2. An exception is thrown when the application attempts to add a new property while using the Sendable feature in a HAR. The exception code line is located in a .js file, and the Sendable feature is not supported in .js files, resulting in the exception. 
**Solution**: When using the Sendable feature in a HAR, [build TS files for the HAR](../quick-start/har-package.md#building-ts-files).

3. An exception is thrown when the application attempts to add a new property while using the Sendable feature in Local Test or Previewer. Since the Sendable feature is currently not supported in Local Test and Previewer, the exception is thrown. 
**Solution**: Due to specification limitations, this is currently not supported.

## What is the Principle Behind ArkTS Promise?

Promise is the asynchronous concurrency capability provided by ArkTS and is a standard JavaScript syntax.
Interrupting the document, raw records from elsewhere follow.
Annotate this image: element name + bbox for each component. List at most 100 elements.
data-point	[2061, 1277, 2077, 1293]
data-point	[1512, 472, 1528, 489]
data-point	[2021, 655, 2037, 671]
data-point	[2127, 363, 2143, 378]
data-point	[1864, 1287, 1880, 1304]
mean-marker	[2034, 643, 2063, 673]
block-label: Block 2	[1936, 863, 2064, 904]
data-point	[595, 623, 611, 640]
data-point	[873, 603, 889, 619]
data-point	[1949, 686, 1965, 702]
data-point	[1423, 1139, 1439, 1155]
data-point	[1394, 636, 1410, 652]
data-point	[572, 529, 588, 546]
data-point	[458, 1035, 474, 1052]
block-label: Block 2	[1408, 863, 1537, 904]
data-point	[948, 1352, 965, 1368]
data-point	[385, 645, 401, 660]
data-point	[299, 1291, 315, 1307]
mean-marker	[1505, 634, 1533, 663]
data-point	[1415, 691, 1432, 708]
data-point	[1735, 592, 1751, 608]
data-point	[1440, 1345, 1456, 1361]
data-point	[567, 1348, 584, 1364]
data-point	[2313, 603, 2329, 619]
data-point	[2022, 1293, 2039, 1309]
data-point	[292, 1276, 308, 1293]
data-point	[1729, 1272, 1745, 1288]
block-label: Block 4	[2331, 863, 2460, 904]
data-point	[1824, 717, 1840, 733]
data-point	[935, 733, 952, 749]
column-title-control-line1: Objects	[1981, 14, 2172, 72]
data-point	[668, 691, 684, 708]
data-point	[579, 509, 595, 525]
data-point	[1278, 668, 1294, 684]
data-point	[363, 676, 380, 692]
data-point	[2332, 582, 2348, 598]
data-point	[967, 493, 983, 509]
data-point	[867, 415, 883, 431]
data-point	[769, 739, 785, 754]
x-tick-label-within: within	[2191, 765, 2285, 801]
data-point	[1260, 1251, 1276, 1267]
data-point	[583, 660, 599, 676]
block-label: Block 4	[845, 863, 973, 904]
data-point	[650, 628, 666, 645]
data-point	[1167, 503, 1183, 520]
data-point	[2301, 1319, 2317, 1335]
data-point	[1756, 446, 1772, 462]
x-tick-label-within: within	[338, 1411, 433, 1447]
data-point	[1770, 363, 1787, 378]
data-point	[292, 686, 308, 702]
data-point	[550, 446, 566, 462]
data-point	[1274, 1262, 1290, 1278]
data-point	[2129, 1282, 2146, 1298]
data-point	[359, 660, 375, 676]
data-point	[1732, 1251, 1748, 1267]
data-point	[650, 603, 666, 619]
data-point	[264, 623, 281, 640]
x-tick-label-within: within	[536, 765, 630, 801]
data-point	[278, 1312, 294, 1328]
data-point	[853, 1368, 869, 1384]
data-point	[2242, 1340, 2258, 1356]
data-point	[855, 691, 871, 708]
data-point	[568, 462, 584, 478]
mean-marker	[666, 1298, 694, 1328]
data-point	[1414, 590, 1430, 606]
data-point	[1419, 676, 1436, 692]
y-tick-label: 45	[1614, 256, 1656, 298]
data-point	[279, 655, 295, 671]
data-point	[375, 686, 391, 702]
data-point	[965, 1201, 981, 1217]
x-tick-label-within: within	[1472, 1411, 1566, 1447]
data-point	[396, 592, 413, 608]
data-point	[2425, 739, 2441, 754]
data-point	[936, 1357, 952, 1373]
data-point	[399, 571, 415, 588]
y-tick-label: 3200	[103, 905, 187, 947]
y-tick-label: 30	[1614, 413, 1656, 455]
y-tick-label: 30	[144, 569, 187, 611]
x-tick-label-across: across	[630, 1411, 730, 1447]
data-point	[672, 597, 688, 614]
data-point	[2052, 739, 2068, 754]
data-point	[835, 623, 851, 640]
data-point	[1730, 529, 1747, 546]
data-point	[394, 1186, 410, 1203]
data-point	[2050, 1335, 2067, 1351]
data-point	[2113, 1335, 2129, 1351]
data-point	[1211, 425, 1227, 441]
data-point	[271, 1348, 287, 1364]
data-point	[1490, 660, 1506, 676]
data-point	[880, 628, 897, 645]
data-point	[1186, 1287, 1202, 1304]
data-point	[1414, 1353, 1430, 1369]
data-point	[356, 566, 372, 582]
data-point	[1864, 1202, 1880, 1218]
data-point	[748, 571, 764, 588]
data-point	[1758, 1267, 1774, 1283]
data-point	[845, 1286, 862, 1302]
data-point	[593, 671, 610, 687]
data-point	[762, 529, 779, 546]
For details, see [Promise](async-concurrency-overview.md#promise).

## Can Taskpool Threads Execute JavaScript Closure Functions That Do Not Require @Concurrent and @Sendable Decorators?

Task functions executed by the TaskPool must be decorated with @Concurrent. Since concurrent functions cannot access closures, they cannot call other regular functions within the same file. For details, see [Precautions for TaskPool](taskpool-introduction.md#precautions-for-taskpool). However, you can pass @Sendable-decorated regular functions and async functions as parameters to concurrent functions and call Sendable functions within the concurrent functions.

TaskPool threads do not support executing regular JavaScript closure functions. If necessary, you can use the [Worker](worker-introduction.md) concurrency capability to reconstruct your services.